OpenAI is leaning toward holding off on an IPO until next year
OpenAI is leaning toward delaying its initial public offering until next year, three people involved in the company’s negotiations said, a turnaround that underscores the uncertain future of the fast-growing artificial intelligence giants.
The ChatGPT maker has hired bankers and lawyers with an eye on an IPO as early as the third or fourth quarter of this year, the people said. Sam Altman, the company’s chief executive, has been pushing those advisers to find a way to value the start-up at $1 trillion, up from the company’s last private valuation of $730 billion, according to the people involved, who asked not to be named because they were not authorized to speak publicly about internal negotiations.
But a cascade of recent developments has caused OpenAI executives to deviate from their most aggressive aspirations. Most important is what happened to Elon Musk’s SpaceX after its IPO this month. It was the largest ever, raising more than $85 billion and reaching a valuation of $1.77 trillion at its debut. Since then, SpaceX shares have been falling, with shares falling to $153 in late trading on Thursday after hitting a high of $202 last week.
Global markets have also been jittery in recent weeks, with tech stocks dragging indexes down as investors doubted whether AI companies would live up to their lofty promises.
That prompted OpenAI advisers to warn in talks with the company last week that it might not find much enthusiasm for its own stock among retail investors, two of the people involved said.
OpenAI holding back on its IPO plans could disappoint Wall Street and Silicon Valley. Public offerings from OpenAI and its rival Anthropic, which has also said it plans to debut on Wall Street, could unleash a wave of generational wealth.
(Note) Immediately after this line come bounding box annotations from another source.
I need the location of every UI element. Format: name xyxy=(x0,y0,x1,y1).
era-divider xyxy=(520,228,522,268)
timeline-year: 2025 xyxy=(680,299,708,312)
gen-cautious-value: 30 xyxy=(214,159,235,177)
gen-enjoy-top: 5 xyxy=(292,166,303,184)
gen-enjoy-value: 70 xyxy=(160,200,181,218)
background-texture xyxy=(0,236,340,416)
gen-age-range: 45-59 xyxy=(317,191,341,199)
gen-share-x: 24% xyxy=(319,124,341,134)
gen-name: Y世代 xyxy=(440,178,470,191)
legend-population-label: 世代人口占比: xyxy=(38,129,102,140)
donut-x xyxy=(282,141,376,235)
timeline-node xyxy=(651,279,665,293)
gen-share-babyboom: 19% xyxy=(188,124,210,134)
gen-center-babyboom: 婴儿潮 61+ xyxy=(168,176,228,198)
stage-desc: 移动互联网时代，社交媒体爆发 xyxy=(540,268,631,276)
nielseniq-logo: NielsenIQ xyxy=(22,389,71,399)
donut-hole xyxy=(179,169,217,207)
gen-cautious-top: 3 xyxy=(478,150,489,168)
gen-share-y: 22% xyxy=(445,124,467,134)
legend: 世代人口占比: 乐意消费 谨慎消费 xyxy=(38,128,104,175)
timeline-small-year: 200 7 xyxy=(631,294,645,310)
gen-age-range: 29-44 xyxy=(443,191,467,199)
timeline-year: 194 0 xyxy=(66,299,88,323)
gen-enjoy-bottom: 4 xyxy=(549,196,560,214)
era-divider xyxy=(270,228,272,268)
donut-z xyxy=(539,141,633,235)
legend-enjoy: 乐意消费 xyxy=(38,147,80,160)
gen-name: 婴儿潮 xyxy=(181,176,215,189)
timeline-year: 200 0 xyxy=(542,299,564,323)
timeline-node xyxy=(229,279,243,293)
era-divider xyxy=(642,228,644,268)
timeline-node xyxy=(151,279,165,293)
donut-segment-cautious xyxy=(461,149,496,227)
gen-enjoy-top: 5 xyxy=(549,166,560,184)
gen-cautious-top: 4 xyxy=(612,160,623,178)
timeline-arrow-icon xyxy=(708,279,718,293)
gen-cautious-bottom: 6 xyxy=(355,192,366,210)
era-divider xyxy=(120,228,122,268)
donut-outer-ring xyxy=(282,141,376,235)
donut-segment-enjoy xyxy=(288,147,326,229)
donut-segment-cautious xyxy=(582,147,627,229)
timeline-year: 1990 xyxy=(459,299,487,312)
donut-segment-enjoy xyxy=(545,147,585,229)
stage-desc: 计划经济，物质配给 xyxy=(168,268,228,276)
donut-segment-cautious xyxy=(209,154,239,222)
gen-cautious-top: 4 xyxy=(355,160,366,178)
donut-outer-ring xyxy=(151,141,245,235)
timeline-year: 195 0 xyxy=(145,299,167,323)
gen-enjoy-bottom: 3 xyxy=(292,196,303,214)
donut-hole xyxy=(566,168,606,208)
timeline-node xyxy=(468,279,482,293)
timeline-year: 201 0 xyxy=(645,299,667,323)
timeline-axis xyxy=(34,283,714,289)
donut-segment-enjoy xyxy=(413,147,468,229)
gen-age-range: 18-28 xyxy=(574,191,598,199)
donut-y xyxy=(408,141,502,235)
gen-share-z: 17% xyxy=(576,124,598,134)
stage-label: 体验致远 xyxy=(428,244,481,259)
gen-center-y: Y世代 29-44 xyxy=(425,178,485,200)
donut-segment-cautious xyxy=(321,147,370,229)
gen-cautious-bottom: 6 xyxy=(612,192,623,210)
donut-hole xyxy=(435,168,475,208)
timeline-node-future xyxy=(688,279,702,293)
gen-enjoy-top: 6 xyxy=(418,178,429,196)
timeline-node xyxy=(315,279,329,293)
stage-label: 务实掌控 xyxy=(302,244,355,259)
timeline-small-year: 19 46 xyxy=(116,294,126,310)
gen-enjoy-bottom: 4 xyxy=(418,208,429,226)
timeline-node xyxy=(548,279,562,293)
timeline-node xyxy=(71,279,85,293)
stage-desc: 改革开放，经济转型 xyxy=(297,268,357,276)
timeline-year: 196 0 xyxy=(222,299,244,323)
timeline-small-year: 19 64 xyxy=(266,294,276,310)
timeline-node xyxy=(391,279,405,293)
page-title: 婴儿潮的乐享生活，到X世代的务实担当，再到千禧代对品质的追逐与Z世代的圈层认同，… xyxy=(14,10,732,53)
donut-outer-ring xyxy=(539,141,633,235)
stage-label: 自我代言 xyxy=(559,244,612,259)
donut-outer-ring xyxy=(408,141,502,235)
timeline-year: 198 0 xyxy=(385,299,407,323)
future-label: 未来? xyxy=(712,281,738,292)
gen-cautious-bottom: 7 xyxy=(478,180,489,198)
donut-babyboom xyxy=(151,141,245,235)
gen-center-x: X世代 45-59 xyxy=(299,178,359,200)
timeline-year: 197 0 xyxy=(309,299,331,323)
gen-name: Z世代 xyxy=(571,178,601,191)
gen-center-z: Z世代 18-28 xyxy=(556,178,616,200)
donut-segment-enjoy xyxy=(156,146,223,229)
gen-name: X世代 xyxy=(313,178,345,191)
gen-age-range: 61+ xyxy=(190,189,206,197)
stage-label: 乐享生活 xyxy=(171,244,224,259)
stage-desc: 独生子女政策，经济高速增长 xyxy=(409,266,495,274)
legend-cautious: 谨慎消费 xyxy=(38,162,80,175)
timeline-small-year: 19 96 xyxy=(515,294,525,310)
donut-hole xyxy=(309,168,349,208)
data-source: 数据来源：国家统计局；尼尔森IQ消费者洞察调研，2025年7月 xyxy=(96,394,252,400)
OpenAI said this month that it had submitted confidential paperwork to securities regulators to begin the disclosure process, but did not publicly commit to any time frame.
A public market valuation of $1 trillion, which would exceed Walmart’s market cap, would be stunning for OpenAI, a startup that is not believed to be profitable and is spending aggressively on new data centers.
An OpenAI spokesperson declined to comment further beyond the company’s earlier statement.
OpenAI’s advisers offered the company’s executives the option to wait until 2027 to go public at a $1 trillion valuation or lower the target valuation for a faster IPO. Mr. Altman said one person he contacted about the matter responded that any change in the trillion-dollar valuation was unrealistic.
OpenAI also faces other problems. Late last year, Sarah Friar, the company’s chief financial officer, said it was not pursuing an IPO at the time and was focusing on shoring up its finances. Since then, it has continued to pour money into data centers and computing power with no signs of slowing down.
The company is also spending heavily on marketing and recruiting high-profile engineering talent from companies like Meta and Google. He’s looking for other lines of revenue, including dabbling in placing ads in ChatGPT and making e-commerce deals with companies like Shopify and Stripe that would allow people to buy things from online stores right in ChatGPT.
These initiatives are still in the early experimental stages, two OpenAI employees said. OpenAI has reported revenue of about $13 billion in 2025, one of the people said, a figure the company hopes to triple this year. OpenAI he said this year, it generated $2 billion in revenue every month.
But some OpenAI executives appear to have changed their minds about the IPO just months after Ms. Friar said the company did not want to go public. The Wall Street Journal reported that the company planned to go public by the end of 2026.
That surprised some employees because they thought the company didn’t have strong enough financial footing, said two people familiar with the company’s plans.
OpenAI is facing acute pressures. Anthropic, which offers the Claude Code tool for creating sophisticated software code, has successfully sold its services to enterprises. At the same time, users loved Google’s Gemini, the tech giant’s flagship consumer AI product.
After years of growth in downloads for ChatGPT’s consumer app, those numbers have slowed and remain hovering around 900 million users, surprising investors who believed the company would easily reach one billion.
Over the past six months, OpenAI has undergone an almost complete overhaul. Under the leadership of Fidji Simo, general manager of artificial general intelligence adoption, OpenAI has begun to shed “side tasks” — a term describing nonessential tasks in a role-playing game — including money-losing divisions such as its video generator app, Sora. And to match Anthropic, OpenAI is building a sales team to market Codex, its coding product, to larger business customers.
Despite the hesitation about the IPO, OpenAI’s management believes the company is moving in the right direction, according to two employees. More than five million people use Codex weekly, the company said blog post this month.
The company also recently announced that it has more than two million business customers. And last week company recruited Noam Shazeer, gone from Google, a hire widely seen as a coup in the island’s AI research community. Mr. Shazeer co-authored a 2017 paper that introduced the “transformer architecture” in AI (or T in ChatGPT).